‘Here you go.’ Ben stood back and surveyed the lights wound around the Christmas tree, ensuring they were evenly spaced out. ‘I think you’re ready to go.’
Alice was quivering with excitement, the box of tree ornaments open beside her. Festive music played in the background and the enticing scent of hot chocolate permeated the air.
It was very different to the professional approach to Christmas decorating at Askett Hall, where people flocked to tour the decorations in the staterooms and grounds from late November. But Ben preferred the modest tree Sally had chosen, her collection of baubles selected not because they matched a theme but because each one had a sentimental connection or memory.
He sat back with his hot chocolate and watched Sally help Alice place the first bauble on a low branch and realised with a shock that he felt completely at home for the first time in a long, long time.

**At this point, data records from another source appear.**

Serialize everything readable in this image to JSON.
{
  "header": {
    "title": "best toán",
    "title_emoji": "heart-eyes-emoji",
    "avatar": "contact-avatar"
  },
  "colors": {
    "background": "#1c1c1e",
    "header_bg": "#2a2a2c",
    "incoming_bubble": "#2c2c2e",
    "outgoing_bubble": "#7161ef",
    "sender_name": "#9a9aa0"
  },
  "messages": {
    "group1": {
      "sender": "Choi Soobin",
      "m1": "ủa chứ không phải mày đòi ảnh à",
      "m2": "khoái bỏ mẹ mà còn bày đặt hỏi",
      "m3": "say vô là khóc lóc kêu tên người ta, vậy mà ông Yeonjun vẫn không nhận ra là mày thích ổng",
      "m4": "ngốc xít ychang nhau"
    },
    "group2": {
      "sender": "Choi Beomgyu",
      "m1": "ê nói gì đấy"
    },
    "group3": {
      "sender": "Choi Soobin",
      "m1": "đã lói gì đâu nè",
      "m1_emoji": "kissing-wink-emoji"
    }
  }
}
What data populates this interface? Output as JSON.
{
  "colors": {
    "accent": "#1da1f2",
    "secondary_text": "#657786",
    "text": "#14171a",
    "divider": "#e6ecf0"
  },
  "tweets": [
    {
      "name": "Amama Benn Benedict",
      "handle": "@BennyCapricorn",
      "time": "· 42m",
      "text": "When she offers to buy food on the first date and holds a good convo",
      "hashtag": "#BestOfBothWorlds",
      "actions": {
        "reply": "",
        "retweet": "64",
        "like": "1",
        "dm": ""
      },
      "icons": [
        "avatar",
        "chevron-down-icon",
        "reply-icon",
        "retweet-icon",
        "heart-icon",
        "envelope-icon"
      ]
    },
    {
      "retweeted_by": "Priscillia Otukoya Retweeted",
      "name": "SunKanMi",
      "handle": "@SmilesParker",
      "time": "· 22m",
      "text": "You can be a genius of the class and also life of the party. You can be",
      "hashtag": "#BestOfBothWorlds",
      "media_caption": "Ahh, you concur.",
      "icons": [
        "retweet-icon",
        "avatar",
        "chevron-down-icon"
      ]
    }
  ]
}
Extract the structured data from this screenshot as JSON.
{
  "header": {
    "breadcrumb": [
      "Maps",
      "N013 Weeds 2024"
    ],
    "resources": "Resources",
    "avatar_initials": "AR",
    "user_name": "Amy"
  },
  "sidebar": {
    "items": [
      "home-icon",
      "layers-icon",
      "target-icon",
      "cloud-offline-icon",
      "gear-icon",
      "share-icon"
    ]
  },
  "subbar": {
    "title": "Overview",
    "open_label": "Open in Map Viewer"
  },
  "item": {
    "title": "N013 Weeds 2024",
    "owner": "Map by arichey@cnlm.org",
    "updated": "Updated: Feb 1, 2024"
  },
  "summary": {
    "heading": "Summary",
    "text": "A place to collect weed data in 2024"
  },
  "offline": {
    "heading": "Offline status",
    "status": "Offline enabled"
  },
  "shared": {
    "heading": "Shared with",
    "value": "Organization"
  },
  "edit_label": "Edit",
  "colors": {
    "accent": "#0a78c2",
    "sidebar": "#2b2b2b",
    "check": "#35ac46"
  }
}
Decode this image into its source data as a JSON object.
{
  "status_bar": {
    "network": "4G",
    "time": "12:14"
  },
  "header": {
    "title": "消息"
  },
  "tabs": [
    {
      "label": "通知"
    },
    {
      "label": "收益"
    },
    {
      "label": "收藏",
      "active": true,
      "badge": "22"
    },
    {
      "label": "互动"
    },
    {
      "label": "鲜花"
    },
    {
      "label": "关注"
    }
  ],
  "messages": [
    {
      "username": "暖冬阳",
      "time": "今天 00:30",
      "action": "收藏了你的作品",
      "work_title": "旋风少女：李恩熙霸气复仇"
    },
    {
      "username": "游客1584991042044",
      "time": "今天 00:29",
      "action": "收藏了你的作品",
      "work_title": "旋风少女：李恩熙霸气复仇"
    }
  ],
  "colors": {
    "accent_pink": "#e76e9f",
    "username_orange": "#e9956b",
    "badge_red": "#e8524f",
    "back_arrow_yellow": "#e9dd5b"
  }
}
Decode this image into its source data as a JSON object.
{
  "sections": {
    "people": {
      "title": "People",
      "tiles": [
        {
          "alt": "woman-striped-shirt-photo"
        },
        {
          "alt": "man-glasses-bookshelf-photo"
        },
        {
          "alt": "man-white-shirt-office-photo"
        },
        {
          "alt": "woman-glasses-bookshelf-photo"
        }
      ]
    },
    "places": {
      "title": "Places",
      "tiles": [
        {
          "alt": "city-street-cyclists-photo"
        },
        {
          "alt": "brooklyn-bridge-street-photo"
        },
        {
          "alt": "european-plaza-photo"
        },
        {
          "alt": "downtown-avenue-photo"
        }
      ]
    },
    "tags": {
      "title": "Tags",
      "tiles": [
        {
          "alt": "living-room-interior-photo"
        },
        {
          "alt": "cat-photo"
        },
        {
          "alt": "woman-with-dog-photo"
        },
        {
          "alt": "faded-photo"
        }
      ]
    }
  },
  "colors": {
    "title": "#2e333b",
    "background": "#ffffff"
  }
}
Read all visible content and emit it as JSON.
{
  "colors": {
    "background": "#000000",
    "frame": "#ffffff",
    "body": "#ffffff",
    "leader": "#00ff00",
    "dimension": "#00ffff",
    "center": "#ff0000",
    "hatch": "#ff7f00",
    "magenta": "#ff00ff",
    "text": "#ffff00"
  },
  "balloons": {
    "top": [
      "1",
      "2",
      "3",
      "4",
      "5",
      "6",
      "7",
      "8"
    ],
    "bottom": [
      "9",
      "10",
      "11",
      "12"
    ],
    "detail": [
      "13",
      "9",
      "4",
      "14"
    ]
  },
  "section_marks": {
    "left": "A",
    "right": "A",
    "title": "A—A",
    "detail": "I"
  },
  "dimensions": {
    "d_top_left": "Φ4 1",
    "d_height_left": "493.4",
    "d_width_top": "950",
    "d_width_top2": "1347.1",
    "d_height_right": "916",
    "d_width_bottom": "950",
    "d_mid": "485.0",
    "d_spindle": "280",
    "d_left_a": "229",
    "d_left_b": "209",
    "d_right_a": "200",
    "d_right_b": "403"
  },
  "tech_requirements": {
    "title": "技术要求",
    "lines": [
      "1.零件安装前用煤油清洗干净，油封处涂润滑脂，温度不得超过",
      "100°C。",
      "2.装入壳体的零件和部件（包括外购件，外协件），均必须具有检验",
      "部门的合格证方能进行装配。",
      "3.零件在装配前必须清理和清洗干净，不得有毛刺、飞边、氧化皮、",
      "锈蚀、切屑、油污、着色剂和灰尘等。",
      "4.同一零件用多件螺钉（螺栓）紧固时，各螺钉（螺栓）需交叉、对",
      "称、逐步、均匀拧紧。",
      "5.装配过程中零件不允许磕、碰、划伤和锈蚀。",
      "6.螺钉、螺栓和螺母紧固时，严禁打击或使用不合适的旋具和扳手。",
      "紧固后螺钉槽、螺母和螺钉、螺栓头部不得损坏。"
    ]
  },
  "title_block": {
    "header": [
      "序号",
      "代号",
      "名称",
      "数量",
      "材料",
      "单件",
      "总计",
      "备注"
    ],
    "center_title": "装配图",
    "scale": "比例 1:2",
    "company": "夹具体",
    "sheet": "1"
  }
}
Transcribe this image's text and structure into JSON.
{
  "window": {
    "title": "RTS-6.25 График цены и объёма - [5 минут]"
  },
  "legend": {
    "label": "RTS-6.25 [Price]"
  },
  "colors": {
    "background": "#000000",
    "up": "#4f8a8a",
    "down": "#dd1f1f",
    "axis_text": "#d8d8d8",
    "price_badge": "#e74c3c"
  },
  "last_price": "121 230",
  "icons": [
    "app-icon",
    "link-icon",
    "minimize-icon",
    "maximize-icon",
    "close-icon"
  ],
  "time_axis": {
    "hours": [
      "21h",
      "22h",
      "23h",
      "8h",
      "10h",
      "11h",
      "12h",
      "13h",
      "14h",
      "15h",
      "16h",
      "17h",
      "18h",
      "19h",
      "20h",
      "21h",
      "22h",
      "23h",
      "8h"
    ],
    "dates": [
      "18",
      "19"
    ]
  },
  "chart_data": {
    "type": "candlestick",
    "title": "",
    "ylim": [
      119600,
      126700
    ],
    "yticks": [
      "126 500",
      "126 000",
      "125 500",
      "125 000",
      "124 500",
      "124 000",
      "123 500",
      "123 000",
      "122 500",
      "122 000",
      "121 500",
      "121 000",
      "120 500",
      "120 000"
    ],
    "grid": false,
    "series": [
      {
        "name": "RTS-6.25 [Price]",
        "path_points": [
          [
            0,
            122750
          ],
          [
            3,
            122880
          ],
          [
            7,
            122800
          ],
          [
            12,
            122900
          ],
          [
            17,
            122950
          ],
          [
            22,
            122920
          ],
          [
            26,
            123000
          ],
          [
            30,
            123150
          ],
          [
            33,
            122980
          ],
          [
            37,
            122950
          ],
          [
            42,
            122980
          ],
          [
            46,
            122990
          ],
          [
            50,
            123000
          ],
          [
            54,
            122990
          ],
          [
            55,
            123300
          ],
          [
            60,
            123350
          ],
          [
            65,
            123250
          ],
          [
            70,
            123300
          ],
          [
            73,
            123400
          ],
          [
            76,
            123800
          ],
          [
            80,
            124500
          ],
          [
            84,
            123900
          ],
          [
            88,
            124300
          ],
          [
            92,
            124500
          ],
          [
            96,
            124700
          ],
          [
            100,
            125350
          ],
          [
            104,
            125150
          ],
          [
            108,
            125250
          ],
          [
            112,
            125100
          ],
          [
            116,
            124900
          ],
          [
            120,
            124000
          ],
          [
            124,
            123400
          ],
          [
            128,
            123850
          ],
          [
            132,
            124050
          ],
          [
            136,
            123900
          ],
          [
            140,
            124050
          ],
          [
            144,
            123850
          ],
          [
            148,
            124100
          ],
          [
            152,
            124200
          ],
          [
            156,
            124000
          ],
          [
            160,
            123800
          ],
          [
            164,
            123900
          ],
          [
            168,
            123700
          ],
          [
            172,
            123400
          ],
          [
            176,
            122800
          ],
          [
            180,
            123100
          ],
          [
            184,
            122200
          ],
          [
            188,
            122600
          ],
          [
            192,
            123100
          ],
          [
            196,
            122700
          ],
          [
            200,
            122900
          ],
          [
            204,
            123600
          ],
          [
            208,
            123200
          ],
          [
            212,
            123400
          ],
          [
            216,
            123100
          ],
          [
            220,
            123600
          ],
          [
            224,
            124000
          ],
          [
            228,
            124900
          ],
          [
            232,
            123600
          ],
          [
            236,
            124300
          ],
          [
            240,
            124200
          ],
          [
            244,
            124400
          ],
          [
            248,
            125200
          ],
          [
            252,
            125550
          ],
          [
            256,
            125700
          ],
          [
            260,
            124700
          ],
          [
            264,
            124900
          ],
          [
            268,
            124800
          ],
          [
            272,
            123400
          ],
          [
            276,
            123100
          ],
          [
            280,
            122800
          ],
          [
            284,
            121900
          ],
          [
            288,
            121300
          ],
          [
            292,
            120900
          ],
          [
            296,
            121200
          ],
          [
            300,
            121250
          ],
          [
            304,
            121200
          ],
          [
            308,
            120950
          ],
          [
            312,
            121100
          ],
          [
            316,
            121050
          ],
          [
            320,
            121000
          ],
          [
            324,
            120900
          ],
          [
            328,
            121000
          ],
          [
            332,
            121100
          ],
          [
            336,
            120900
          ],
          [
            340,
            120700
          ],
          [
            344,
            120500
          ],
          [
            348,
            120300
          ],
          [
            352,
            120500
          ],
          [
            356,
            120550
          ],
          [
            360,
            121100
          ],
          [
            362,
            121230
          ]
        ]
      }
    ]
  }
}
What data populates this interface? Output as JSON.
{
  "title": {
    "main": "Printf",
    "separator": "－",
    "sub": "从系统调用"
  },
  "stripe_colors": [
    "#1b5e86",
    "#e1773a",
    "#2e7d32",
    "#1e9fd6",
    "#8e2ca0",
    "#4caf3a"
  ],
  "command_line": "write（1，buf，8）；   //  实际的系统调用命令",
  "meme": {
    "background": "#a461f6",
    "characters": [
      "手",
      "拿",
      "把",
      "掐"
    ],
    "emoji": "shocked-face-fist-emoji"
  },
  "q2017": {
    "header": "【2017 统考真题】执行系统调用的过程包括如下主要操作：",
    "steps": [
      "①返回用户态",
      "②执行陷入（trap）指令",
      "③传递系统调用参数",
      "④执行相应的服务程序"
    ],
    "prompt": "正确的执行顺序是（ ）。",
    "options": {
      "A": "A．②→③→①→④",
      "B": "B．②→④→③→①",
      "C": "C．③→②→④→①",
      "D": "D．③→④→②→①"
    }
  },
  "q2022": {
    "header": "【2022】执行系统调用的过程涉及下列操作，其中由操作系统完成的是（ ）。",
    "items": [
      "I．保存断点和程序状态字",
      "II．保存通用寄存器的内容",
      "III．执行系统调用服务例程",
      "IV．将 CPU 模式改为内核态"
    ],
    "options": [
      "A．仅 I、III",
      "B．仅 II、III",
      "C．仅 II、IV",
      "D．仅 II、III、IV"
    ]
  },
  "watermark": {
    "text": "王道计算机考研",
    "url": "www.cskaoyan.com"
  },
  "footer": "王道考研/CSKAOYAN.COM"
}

True, there was something cosy about Sally and Alice’s flat. It was small—two teeny bedrooms, a postage-stamp bathroom, a kitchen that was more of a cupboard, and a combined sitting and dining room that felt full with the three of them in it—but the walls were hung with colourful prints and framed selections of Alice’s art, from baby handprints to her current rainbow-and-stick-person phase, and the huge sash windows looked out to sea.
The house Ben was renting was five times the size and expensively and tastefully decorated, and Askett Hall was full of priceless heirlooms, but neither felt like a home. The flat did, not because of the furniture or wall colour, but because it was full of love. Ben had not been deprived in any way as a child, but Askett Hall wasn’t a home—it was a business, a legacy and a sacred trust, and as heir he’d been groomed from a small boy to take it over. Decorating the tree had been a publicity opportunity, not a family moment.
But just because that had been the past didn’t mean it had to be the future.
‘I’ve been thinking,’ he said as Alice disappeared off to her bedroom to collect a teddy. ‘I’d like to show Alice Askett Hall. Maybe sometime over the holidays.’
Sally stilled, her cheeks pale. ‘I understand, but she’s not even slept over at your house here yet. You wouldn’t want her for Christmas itself?’
‘No, of course not. I hope I can see her on Christmas morning, I was planning to be here in Polhallow. And when I say Alice, I mean the two of you. Can the café spare you for a couple of days maybe after Christmas?’
‘Maybe in the new year when it’s less busy, before school starts. Would that work?’
‘That would be perfect.’
‘And, Ben? If you are planning to be in Polhallow, then you should spend all of Christmas day with us. We have a big family meal downstairs in the café. You’d be very welcome. Alice would like that. We both would.’